If you have been using Ruby on Rails or at least investigating it you should have come across FastCGI at one time or another. Many Ruby developers that I have talked to swear by this method of serving Ruby since it seems to be extremely fast and less resource-dependent. CodeHaus has a good writeup describing the differences between Java’s method of threading in contrast to FastCGI’s method of processes. This tidbit is what interests me:

In contrast, a FastCGI implementation will on startup pre-fork off a number of CGI processes. Each process will listen to standard input (or any other IPC solution such as named pipes, domain sockets or even network sockets in case of a cluster). As a request comes in an available process is chosen and the content of the request is sent as name-value pairs to the process. The FastCGI implementation captures the output and sends it back to the client. The process is then returned back to the pool of available processes.

Of course that made me wonder what would happen in a server farm environment and I saw that this problem was raised in the comments.

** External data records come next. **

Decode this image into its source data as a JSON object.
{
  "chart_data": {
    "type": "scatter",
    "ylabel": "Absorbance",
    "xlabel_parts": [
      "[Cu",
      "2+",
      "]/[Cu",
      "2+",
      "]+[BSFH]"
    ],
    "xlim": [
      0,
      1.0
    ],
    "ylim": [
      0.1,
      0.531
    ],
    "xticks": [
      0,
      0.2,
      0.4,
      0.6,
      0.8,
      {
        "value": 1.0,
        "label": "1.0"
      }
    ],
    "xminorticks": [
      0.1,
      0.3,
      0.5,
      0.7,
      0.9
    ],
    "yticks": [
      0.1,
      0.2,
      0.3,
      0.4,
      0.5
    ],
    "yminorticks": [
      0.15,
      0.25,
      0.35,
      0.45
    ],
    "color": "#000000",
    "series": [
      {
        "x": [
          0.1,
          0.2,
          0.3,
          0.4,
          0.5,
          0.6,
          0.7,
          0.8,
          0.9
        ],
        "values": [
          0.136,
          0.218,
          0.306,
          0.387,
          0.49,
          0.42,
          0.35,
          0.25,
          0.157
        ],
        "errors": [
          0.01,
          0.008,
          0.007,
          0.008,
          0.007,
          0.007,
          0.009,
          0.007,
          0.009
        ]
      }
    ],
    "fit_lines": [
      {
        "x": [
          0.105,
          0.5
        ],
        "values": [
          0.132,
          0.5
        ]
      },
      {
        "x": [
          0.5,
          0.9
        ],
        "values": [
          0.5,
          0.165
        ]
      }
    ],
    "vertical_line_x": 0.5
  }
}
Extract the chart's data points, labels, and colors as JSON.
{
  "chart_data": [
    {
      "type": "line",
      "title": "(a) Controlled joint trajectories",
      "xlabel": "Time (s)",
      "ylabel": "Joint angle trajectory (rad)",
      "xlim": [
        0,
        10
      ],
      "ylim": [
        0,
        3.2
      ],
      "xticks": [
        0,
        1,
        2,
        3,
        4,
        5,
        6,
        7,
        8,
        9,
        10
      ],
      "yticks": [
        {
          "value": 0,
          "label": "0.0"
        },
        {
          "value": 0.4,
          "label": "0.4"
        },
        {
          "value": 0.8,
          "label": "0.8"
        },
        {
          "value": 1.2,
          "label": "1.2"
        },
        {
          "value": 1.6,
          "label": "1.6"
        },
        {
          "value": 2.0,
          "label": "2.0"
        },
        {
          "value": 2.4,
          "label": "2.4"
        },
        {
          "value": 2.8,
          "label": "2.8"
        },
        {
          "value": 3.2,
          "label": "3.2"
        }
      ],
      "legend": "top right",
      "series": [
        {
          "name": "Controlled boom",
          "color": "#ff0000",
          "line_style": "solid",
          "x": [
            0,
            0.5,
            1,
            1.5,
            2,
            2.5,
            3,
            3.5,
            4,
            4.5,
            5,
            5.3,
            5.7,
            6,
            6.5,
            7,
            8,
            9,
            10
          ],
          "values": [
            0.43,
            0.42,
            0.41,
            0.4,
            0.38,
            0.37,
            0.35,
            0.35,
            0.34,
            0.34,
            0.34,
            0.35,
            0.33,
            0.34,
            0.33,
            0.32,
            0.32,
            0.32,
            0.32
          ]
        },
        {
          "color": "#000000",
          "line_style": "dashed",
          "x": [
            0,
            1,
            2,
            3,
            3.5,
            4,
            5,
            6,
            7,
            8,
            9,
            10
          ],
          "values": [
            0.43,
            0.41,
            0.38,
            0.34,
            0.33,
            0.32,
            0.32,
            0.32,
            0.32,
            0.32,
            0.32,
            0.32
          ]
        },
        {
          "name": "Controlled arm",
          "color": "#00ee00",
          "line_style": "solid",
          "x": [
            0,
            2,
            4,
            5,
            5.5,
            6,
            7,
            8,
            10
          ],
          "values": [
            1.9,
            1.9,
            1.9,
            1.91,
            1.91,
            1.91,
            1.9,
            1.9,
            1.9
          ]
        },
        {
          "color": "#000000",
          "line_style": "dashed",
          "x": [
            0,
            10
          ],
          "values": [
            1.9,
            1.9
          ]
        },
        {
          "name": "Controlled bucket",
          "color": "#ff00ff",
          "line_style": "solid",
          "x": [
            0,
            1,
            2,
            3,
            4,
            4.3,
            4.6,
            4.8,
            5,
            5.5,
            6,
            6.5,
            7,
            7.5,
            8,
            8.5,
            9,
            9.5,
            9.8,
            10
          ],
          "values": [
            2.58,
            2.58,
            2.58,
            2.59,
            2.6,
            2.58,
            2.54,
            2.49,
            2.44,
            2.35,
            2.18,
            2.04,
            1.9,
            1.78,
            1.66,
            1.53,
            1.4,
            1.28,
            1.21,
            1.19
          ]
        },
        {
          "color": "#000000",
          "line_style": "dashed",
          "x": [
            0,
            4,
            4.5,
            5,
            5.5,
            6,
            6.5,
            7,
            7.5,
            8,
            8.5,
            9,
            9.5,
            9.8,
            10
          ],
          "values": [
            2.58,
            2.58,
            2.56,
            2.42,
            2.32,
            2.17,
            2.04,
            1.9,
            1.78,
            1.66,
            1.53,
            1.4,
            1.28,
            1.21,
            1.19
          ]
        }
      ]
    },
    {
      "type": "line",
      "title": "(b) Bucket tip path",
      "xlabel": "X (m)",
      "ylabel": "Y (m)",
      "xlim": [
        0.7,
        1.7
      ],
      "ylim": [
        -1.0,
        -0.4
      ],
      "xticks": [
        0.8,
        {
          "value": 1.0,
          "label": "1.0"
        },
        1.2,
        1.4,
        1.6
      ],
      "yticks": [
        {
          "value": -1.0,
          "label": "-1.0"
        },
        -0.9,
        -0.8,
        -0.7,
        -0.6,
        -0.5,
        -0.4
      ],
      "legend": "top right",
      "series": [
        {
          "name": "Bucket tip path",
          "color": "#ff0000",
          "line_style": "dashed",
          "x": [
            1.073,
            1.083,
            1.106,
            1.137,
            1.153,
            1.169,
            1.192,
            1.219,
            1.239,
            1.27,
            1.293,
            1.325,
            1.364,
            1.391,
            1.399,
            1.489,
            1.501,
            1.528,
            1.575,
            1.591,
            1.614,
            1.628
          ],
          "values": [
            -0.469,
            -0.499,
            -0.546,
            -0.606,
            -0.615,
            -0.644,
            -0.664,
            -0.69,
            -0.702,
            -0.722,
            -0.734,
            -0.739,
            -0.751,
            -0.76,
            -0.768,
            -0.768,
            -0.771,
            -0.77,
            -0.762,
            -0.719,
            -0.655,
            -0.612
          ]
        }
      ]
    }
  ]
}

…if you for example create one hundred FastCGI processes per server in a 20 blade cluster then each separate process needs to allocate one database connection. This would amount to 2000 database connections which occupies a lot of memory (both in the database server and on the client) and bluntly put just doesn’t scale.

It’s also interesting to note how many Java programmers are always in the defensive about their language. I figured by now that all developers would understand that programming languages are just tools to use so defending one over the other as if it is a life or death situation makes no sense to me. Most likely they are looking out for their jobs.